I saw the output...
C is An unsigned char (octet,8bit) value.
W An unsigned char value (can be greater than 255).
So, why "C" values could become greater than 255?
#unpack "C*", $unicode_string.$unicode_string;
#("UNSIGNED OCTETS(C*) ", 12354, 12354)
this seems strange...
Do you mean my example should use "W" for unpack? If so, Does this make sense? The result is same with my machine. My point is, @bytes is not bytes, it is decimal code points for "HIRAGANA LETTER A".

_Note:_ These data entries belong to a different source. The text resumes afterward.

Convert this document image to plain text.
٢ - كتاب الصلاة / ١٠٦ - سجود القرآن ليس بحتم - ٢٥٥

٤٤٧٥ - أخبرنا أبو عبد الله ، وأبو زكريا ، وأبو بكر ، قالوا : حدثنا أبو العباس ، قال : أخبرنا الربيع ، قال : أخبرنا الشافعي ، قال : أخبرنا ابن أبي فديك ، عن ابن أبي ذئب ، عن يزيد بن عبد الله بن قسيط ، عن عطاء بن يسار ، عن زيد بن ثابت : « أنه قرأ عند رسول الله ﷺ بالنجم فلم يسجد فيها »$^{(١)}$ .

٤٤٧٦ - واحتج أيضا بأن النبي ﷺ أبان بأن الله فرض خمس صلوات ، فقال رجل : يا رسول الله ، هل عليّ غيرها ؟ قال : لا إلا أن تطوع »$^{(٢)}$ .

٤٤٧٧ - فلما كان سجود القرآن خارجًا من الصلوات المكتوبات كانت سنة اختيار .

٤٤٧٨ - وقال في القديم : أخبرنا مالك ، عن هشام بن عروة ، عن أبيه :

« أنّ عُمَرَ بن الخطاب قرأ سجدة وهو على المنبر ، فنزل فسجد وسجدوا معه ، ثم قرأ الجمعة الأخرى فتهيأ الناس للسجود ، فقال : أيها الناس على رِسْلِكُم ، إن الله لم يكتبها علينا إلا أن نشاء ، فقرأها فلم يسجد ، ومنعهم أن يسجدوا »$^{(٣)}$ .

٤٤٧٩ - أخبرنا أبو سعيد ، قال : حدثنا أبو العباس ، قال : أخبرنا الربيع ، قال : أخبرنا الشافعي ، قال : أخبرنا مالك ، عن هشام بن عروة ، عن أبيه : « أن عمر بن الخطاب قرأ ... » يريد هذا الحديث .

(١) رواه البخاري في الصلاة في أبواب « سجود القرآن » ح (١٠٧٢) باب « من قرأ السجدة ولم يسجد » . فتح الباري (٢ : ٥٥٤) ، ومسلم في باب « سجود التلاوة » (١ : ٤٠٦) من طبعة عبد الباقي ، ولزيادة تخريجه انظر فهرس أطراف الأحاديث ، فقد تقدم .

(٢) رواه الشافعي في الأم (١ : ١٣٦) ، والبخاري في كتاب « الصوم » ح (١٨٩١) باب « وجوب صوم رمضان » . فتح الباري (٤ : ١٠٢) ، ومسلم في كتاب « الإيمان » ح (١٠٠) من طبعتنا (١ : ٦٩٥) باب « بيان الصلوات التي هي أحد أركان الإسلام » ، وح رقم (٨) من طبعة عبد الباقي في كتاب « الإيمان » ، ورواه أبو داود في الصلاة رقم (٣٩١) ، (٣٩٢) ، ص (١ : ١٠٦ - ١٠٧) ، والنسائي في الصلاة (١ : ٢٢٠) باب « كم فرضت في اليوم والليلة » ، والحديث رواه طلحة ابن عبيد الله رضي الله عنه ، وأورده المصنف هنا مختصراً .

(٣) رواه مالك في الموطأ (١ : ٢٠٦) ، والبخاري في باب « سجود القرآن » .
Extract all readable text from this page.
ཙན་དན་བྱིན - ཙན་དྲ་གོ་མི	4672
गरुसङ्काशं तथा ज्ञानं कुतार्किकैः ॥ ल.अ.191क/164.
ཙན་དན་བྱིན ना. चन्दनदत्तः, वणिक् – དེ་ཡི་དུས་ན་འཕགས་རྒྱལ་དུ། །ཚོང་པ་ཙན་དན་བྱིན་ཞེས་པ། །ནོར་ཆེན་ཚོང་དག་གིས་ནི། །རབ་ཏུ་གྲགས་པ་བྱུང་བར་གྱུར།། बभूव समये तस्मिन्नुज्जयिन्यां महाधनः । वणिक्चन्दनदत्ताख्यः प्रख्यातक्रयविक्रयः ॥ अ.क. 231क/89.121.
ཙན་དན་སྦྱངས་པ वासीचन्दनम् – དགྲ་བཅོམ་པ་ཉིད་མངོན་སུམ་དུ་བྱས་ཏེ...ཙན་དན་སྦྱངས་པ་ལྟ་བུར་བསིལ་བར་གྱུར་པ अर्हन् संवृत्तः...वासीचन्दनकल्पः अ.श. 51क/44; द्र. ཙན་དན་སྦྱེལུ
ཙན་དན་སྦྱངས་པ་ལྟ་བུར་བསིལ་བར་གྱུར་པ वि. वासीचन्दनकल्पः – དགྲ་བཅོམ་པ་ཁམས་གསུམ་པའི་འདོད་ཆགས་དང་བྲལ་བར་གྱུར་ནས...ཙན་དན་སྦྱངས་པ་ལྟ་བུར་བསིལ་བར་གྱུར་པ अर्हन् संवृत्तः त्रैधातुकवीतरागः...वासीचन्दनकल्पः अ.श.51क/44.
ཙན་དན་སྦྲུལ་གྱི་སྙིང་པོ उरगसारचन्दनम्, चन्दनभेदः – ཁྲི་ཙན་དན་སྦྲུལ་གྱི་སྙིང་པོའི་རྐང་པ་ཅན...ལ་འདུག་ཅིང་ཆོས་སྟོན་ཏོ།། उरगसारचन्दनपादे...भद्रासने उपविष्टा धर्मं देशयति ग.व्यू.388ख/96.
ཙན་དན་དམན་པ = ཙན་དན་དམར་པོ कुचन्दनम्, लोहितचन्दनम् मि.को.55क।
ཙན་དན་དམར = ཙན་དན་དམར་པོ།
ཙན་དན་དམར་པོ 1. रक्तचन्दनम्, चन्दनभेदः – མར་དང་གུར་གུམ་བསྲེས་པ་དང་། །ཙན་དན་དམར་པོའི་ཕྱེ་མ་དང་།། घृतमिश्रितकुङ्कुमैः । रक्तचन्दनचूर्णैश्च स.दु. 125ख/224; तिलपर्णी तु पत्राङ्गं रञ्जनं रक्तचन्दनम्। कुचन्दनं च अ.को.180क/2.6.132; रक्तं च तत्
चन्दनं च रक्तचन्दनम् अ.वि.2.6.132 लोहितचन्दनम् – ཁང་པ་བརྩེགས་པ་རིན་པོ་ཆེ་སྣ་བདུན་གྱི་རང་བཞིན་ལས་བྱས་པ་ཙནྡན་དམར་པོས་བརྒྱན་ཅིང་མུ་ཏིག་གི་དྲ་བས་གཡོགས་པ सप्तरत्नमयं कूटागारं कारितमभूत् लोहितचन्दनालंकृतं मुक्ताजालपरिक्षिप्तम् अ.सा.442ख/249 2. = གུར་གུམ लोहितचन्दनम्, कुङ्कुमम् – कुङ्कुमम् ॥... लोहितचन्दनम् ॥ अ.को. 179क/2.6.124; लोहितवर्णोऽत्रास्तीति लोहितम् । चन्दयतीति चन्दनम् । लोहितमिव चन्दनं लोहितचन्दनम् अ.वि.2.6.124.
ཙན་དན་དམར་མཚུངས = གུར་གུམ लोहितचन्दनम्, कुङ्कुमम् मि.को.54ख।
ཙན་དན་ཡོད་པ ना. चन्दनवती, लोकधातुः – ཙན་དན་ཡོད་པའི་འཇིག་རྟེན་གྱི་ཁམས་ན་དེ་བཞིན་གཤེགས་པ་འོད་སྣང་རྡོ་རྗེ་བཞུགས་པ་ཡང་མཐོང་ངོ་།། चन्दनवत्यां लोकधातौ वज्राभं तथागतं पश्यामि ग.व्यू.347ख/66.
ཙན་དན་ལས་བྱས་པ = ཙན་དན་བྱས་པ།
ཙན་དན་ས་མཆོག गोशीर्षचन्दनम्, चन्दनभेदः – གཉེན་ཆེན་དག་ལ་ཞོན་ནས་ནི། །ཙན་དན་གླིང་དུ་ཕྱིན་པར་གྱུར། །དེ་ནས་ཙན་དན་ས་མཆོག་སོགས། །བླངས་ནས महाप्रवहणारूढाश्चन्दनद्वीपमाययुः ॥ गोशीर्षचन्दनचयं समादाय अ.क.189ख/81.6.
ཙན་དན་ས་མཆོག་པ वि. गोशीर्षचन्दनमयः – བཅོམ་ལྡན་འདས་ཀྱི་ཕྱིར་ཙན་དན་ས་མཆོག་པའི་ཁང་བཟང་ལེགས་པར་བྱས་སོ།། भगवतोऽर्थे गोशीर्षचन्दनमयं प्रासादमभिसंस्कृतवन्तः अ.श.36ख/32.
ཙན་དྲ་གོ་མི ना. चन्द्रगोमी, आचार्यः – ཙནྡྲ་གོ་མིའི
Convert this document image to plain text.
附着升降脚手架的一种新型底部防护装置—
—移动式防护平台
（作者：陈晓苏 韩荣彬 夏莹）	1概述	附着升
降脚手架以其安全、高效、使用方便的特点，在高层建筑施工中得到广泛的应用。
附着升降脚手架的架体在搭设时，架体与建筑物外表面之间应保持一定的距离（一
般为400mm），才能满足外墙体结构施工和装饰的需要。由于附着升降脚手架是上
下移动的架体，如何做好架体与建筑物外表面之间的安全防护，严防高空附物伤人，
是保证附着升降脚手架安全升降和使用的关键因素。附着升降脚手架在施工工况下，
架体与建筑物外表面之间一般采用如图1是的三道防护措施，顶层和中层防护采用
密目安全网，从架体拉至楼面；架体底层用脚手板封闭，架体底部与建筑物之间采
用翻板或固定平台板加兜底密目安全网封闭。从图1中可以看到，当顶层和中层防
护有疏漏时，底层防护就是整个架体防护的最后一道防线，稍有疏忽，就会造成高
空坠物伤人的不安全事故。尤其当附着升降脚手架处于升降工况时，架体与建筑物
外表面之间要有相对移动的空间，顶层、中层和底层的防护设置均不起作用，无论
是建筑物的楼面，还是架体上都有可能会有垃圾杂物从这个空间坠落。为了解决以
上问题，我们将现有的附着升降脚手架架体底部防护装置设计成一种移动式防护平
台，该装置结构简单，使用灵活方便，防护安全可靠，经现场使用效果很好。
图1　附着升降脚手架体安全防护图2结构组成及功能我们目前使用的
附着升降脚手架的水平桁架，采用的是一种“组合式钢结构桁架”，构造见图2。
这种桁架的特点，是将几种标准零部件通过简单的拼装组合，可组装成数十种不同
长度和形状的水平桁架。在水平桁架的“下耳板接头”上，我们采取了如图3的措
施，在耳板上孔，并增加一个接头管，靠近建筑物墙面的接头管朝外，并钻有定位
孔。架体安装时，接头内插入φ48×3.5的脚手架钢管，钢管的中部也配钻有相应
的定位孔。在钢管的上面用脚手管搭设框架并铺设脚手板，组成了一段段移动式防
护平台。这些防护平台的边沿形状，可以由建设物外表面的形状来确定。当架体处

$code_point=0x3042;#HIRAGANA LETTER A
$unicode_string=pack('U*', $code_point);
@bytes=unpack("W*", $unicode_string);
print join('|', @bytes), "\n"; #==>these are not bytes ,but array
+ of codepoints
$code_point=0x3042;#HIRAGANA LETTER A
$unicode_string=pack('U*', $code_point);
@bytes=map{ sprintf("%X",$_) } unpack("W*", Encode::encode('utf8',
+$unicode_string));
print join('|', @bytes), "\n";
I really should read packtut.
I am waiting for your replay.
update:
I met description of perlunicode:
" pack("C") and unpack("C") are methods for emulating byte-oriented chr() and ord() on Unicode strings. While these methods reveal the internal encoding of Unicode strings, that is not something one normally needs to care about at all."
so, I think
# this is wrong
@bytes=unpack("C*", $unicode_string);
# this is right
@byets= unpack("C*", Encode::encode('utf8',$unicode_string));
doesn't it ?
|